Introduction

Les monocotylédones (wikipedia) sont une classe d'angiospermes ou plantes à fleurs et à graines (spermatophytes) qui n'ont qu'un seul cotylédon dans la graine, pas de bois, des nervures principales parallèles et des fleurs trimères dont 3 carpelles et un grain de pollen avec un seul pore ou sillon.

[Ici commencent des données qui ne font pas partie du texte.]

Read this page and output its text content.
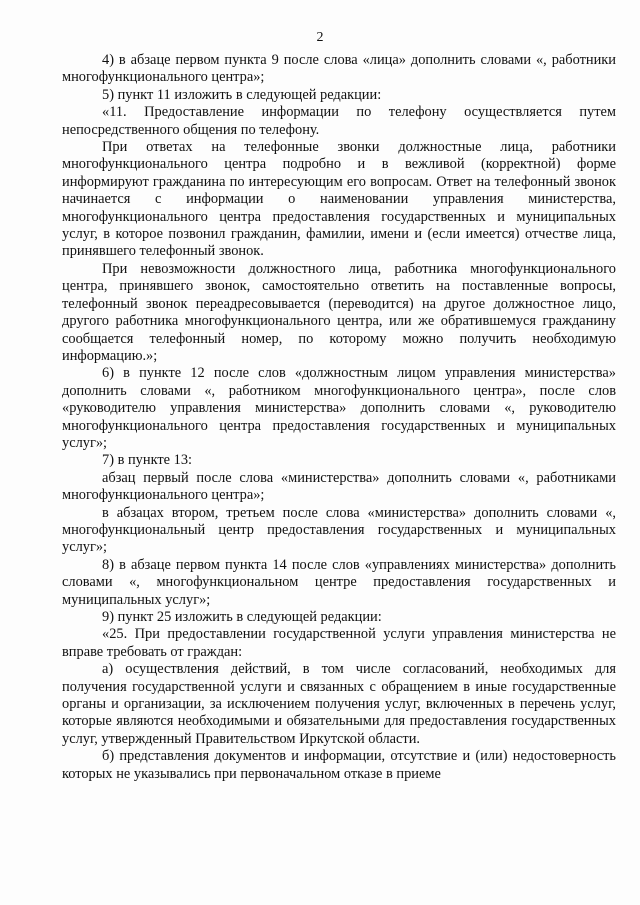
2

4) в абзаце первом пункта 9 после слова «лица» дополнить словами «, работники многофункционального центра»;

5) пункт 11 изложить в следующей редакции:

«11. Предоставление информации по телефону осуществляется путем непосредственного общения по телефону.

При ответах на телефонные звонки должностные лица, работники многофункционального центра подробно и в вежливой (корректной) форме информируют гражданина по интересующим его вопросам. Ответ на телефонный звонок начинается с информации о наименовании управления министерства, многофункционального центра предоставления государственных и муниципальных услуг, в которое позвонил гражданин, фамилии, имени и (если имеется) отчестве лица, принявшего телефонный звонок.

При невозможности должностного лица, работника многофункционального центра, принявшего звонок, самостоятельно ответить на поставленные вопросы, телефонный звонок переадресовывается (переводится) на другое должностное лицо, другого работника многофункционального центра, или же обратившемуся гражданину сообщается телефонный номер, по которому можно получить необходимую информацию.»;

6) в пункте 12 после слов «должностным лицом управления министерства» дополнить словами «, работником многофункционального центра», после слов «руководителю управления министерства» дополнить словами «, руководителю многофункционального центра предоставления государственных и муниципальных услуг»;

7) в пункте 13:

абзац первый после слова «министерства» дополнить словами «, работниками многофункционального центра»;

в абзацах втором, третьем после слова «министерства» дополнить словами «, многофункциональный центр предоставления государственных и муниципальных услуг»;

8) в абзаце первом пункта 14 после слов «управлениях министерства» дополнить словами «, многофункциональном центре предоставления государственных и муниципальных услуг»;

9) пункт 25 изложить в следующей редакции:

«25. При предоставлении государственной услуги управления министерства не вправе требовать от граждан:

а) осуществления действий, в том числе согласований, необходимых для получения государственной услуги и связанных с обращением в иные государственные органы и организации, за исключением получения услуг, включенных в перечень услуг, которые являются необходимыми и обязательными для предоставления государственных услуг, утвержденный Правительством Иркутской области.

б) представления документов и информации, отсутствие и (или) недостоверность которых не указывались при первоначальном отказе в приеме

Les spermatophytes se sont séparées des fougères il y a environ 400 millions d'années et les angiospermes des gymnospermes il y a environ 150 millions d'années. Les angiospermes dominent la flore terrestre depuis environ 100 millions d'années. D'autres résultats montreraient que la séparation entre monocotylédones et dicotylédones auraient eu lieu il y a environ 250 millions d'années et que les monocotylédones seraient plus anciens que les dicotylédones.

Le clade ou la classe des monocotylédones est plus récent dans l'échelle de l'évolution que les dicotylédones. Il comprend entre autres les graminées, les liliacées, les palmiers et les orchidées.

Le genre Dioscorea

Les ignames (Dioscorea sp.) sont des lianes monocotylédones, avec les sexes mâle et femelle séparés (plantes dioïques) qui poussent en forêt et en savane le plus souvent en basse altitude.

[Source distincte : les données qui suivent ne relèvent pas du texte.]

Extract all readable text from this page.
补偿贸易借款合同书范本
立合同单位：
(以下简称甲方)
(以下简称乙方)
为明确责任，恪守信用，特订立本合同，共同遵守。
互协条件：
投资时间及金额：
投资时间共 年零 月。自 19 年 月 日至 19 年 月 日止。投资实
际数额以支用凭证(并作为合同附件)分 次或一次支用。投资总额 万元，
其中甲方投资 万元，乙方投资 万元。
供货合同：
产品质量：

Les ignames ont la particularité d'avoir des nervures secondaires non parallèles, un branchage, des feuilles pétiolées etc. qui rappellent leur origine de dicotylédones.

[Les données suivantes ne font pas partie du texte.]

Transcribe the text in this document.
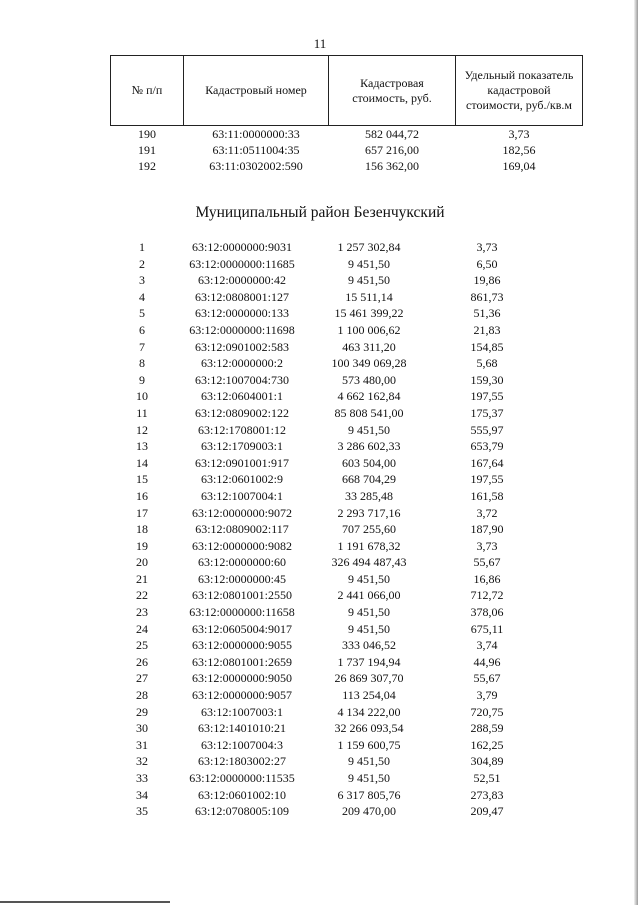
11
№ п/п	Кадастровый номер	Кадастровая стоимость, руб.	Удельный показатель кадастровой стоимости, руб./кв.м
190	63:11:0000000:33	582 044,72	3,73
191	63:11:0511004:35	657 216,00	182,56
192	63:11:0302002:590	156 362,00	169,04
Муниципальный район Безенчукский
1	63:12:0000000:9031	1 257 302,84	3,73
2	63:12:0000000:11685	9 451,50	6,50
3	63:12:0000000:42	9 451,50	19,86
4	63:12:0808001:127	15 511,14	861,73
5	63:12:0000000:133	15 461 399,22	51,36
6	63:12:0000000:11698	1 100 006,62	21,83
7	63:12:0901002:583	463 311,20	154,85
8	63:12:0000000:2	100 349 069,28	5,68
9	63:12:1007004:730	573 480,00	159,30
10	63:12:0604001:1	4 662 162,84	197,55
11	63:12:0809002:122	85 808 541,00	175,37
12	63:12:1708001:12	9 451,50	555,97
13	63:12:1709003:1	3 286 602,33	653,79
14	63:12:0901001:917	603 504,00	167,64
15	63:12:0601002:9	668 704,29	197,55
16	63:12:1007004:1	33 285,48	161,58
17	63:12:0000000:9072	2 293 717,16	3,72
18	63:12:0809002:117	707 255,60	187,90
19	63:12:0000000:9082	1 191 678,32	3,73
20	63:12:0000000:60	326 494 487,43	55,67
21	63:12:0000000:45	9 451,50	16,86
22	63:12:0801001:2550	2 441 066,00	712,72
23	63:12:0000000:11658	9 451,50	378,06
24	63:12:0605004:9017	9 451,50	675,11
25	63:12:0000000:9055	333 046,52	3,74
26	63:12:0801001:2659	1 737 194,94	44,96
27	63:12:0000000:9050	26 869 307,70	55,67
28	63:12:0000000:9057	113 254,04	3,79
29	63:12:1007003:1	4 134 222,00	720,75
30	63:12:1401010:21	32 266 093,54	288,59
31	63:12:1007004:3	1 159 600,75	162,25
32	63:12:1803002:27	9 451,50	304,89
33	63:12:0000000:11535	9 451,50	52,51
34	63:12:0601002:10	6 317 805,76	273,83
35	63:12:0708005:109	209 470,00	209,47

Un ou plusieurs tubercules souterrains constituent un organe de réserve. C'est une source d'amidon pour les populations de plusieurs régions de Madagascar (plus précisement des sauvages endémiques à l'Ouest et des cultivées d'origine asiatiques à l'Est).

Le génome chloroplastique de l'espèce Dioscorea elephantipes a été séquencé par Hansen et al., 2007 (photo prise au marché de Noël de Marseille le 13 décembre 2011)

Cinq grands pays côtiers de l'Afrique de l'Ouest (Côte d’Ivoire, Ghana, Togo, Bénin et surtout Nigeria) forment de loin la zone de production mondiale la plus importante (pour plus de renseignements, aller sur le site de la FAO). Cette zone a été nommée " yam belt ", et on parle de " civilisation de l'igname " tant cette culture ancienne est ancrée dans la vie économique, culturelle et religieuse des différents peuples.

Une des utilisations les plus courantes en Afrique de l'Ouest est une pâte réalisée en pilant des tubercules épluchés puis bouillis dans de l'eau (l'igname pilée au Bénin, le "foutou" igname en Côte d'Ivoire) ou à partir de la farine obtenue avec des fragments ou des petits tubercules séchés après trempage dans l'eau bouillante (cossettes).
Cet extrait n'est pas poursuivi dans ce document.